Subsequently, a coverage action was commenced to determine whether the settlement was covered. The trial Court found Sheryl’s actions to be intentional based on an objective approach thus precluding coverage pursuant to an expected/intended exclusion within the policy. The trial court also denied coverage to George on public policy grounds, asserting that liability coverage should not be provided to spouses of sexual molesters, especially if he knew or should have know about his wife’s sexual proclivities.
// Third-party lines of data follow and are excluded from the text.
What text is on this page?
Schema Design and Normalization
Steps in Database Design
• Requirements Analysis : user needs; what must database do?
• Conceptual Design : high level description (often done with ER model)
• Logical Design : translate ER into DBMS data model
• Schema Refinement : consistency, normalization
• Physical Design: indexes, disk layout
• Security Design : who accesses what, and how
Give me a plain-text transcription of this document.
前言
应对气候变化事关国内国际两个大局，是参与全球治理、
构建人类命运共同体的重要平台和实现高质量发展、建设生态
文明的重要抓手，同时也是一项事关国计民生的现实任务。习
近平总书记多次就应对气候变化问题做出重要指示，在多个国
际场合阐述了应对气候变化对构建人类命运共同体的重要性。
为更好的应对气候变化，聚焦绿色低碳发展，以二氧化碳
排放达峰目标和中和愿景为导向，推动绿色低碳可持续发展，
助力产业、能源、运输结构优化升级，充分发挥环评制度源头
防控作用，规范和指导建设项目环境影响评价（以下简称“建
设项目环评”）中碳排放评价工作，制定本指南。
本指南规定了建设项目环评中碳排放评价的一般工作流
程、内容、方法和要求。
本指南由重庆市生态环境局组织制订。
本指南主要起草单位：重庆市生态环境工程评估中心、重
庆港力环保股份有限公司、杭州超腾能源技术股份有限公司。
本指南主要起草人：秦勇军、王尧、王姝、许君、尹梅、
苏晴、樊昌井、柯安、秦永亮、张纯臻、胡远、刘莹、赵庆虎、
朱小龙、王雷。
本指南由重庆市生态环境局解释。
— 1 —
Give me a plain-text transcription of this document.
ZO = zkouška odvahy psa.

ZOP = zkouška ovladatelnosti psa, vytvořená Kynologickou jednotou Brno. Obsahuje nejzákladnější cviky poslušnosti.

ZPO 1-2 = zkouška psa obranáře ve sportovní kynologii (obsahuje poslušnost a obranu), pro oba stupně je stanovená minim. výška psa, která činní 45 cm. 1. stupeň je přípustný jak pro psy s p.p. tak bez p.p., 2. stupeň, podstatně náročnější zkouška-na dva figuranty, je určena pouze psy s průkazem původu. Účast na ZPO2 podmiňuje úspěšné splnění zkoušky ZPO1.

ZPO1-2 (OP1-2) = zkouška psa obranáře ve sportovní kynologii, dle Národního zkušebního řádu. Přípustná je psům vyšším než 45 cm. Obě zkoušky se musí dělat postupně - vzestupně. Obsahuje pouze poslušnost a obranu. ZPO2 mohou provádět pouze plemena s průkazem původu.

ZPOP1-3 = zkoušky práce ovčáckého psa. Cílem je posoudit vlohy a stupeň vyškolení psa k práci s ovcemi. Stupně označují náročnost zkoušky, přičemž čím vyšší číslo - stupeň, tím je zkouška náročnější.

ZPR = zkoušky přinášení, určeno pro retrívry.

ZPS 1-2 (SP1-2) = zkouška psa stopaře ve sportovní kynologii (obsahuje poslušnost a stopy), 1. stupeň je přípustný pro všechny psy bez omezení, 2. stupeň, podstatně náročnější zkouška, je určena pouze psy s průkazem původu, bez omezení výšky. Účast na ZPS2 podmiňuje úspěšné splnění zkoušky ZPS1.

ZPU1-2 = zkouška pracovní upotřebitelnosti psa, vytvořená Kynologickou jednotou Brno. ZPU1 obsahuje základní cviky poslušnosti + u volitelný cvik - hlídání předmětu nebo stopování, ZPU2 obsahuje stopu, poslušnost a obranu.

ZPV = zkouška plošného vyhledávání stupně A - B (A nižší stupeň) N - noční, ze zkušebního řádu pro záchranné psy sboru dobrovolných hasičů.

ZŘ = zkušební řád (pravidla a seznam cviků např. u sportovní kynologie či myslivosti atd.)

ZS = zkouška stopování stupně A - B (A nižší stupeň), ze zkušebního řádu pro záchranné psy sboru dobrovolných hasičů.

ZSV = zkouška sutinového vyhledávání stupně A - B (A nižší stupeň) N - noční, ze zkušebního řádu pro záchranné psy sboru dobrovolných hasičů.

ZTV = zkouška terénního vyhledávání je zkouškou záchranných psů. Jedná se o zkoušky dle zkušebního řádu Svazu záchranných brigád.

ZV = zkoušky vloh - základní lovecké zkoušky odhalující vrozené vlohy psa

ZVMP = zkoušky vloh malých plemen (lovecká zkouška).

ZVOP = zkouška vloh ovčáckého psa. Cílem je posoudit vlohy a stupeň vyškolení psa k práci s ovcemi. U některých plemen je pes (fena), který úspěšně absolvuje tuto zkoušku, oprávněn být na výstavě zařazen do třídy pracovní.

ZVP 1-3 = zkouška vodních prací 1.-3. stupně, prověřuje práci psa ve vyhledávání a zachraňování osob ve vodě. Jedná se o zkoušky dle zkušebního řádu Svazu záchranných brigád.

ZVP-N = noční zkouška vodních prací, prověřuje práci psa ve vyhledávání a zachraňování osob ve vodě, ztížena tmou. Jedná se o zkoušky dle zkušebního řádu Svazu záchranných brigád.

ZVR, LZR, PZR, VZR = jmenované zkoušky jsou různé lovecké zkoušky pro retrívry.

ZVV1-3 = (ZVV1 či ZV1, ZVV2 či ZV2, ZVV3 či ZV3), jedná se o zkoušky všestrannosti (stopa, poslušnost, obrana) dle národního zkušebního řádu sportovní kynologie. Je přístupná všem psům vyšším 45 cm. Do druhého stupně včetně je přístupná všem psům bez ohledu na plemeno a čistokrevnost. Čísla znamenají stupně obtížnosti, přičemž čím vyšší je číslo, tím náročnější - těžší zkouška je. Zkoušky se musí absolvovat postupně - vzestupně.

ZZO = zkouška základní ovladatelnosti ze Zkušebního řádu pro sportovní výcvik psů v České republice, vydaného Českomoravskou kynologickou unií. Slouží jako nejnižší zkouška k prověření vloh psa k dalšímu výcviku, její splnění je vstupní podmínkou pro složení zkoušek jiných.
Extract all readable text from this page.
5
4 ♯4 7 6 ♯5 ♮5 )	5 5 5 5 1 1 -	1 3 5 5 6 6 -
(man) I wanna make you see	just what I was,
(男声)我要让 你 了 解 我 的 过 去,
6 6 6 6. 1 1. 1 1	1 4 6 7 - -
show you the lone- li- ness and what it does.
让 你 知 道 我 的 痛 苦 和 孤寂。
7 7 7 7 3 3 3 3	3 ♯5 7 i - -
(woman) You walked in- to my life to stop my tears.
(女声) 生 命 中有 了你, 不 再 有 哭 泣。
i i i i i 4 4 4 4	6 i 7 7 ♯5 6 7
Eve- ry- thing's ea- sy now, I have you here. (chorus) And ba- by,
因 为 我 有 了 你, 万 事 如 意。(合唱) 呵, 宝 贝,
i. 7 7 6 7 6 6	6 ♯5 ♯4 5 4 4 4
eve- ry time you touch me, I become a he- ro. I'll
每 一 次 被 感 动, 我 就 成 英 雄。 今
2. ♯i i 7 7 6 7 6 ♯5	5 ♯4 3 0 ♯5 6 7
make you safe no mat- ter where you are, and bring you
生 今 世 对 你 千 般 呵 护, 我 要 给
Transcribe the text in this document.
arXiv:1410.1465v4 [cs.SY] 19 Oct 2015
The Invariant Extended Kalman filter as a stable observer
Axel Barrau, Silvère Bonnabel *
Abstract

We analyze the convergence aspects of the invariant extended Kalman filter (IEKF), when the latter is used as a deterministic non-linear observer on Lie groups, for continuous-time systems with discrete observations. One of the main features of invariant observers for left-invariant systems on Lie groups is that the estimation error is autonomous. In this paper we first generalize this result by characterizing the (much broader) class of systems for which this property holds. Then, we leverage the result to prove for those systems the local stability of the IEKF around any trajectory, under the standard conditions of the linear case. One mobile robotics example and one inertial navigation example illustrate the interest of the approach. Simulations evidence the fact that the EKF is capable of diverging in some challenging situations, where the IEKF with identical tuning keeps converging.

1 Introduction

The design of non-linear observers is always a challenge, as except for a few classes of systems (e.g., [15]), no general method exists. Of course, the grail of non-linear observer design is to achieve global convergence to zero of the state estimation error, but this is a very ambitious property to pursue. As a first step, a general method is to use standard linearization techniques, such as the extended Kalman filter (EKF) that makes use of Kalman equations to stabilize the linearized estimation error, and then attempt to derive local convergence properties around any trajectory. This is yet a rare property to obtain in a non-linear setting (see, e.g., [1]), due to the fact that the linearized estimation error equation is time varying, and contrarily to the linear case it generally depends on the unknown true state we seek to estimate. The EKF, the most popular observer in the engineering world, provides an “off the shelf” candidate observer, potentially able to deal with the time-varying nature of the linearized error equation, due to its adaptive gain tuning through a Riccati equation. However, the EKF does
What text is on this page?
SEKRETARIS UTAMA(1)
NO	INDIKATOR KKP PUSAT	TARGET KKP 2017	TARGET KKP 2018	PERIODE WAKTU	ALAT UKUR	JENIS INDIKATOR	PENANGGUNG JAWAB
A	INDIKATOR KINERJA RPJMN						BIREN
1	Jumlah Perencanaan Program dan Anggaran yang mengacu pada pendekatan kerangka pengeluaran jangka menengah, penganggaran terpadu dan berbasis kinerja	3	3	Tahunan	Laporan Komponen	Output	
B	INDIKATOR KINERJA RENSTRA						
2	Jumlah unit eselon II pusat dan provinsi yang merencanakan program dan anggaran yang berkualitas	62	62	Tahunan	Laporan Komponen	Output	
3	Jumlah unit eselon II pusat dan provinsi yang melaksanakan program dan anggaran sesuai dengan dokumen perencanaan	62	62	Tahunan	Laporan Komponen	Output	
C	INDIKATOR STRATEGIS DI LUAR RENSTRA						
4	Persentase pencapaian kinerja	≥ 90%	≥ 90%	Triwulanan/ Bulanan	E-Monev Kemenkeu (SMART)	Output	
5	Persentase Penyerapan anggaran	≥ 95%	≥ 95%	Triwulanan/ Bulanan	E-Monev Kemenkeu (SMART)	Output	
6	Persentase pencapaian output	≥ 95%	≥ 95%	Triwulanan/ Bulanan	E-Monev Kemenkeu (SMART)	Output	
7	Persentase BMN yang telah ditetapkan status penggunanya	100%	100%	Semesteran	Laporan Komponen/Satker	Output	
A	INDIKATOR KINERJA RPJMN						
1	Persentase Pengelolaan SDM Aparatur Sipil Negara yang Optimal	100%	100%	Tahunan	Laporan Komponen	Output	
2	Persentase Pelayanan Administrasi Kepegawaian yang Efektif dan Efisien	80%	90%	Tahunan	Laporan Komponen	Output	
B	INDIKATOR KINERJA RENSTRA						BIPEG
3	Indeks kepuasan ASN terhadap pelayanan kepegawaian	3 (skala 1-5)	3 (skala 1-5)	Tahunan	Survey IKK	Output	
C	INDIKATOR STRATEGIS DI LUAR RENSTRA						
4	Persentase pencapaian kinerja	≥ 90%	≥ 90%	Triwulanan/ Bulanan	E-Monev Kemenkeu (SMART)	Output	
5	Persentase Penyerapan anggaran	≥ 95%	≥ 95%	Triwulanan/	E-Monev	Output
George argued on appeal that the trial court should have applied a subjective test to determine an insured’s intent to injure. He further argued that if such a test was applied, summary judgment would have been denied because High Point could not demonstrate that he had any intent to injure. Quoting the New Jersey Supreme Court in Voorhees v. Preferred Mutual Ins. Co., 128 N.J. 165, 184 (1992), the Court stated “[w]hen the actions are particularly reprehensible, the intent to injure can be presumed from the act without an inquiry into the actor’s subjective intent to injure.” Furthermore, the Court reasserted its public policy stance stated in J.C. v. N.B., 335 N.J.Super. 503, 509-10 (App.Div. 2000) that allowing coverage for a spouse in a sexual molestation case would provide that spouse “with an undue incentive to value the stability and privacy of the marriage over the well-being of the child-victim.” Therefore, the Court found that public policy warranted application of an objective approach and as such George’s behavior cannot be labeled an ‘accident’ consistent with the policy’s definition of ‘occurrence’. The award of summary judgment relative to George was thus affirmed.

Also on appeal, Sheryl argued that High Point had a duty to defend and indemnify her based on her lack of subjective intent to cause any harm. Sheryl cited her assertion of a duress defense as support for her argument. The Court found this reasoning unpersuasive, stating that the elements of the crimes for which Sheryl pled guilty to reflect culpability for injury to the minors involved. As a result, the Court found that it did not matter which test (subjective or objective) the Court used to evaluate coverage and affirmed the award of summary judgment relative to Sheryl.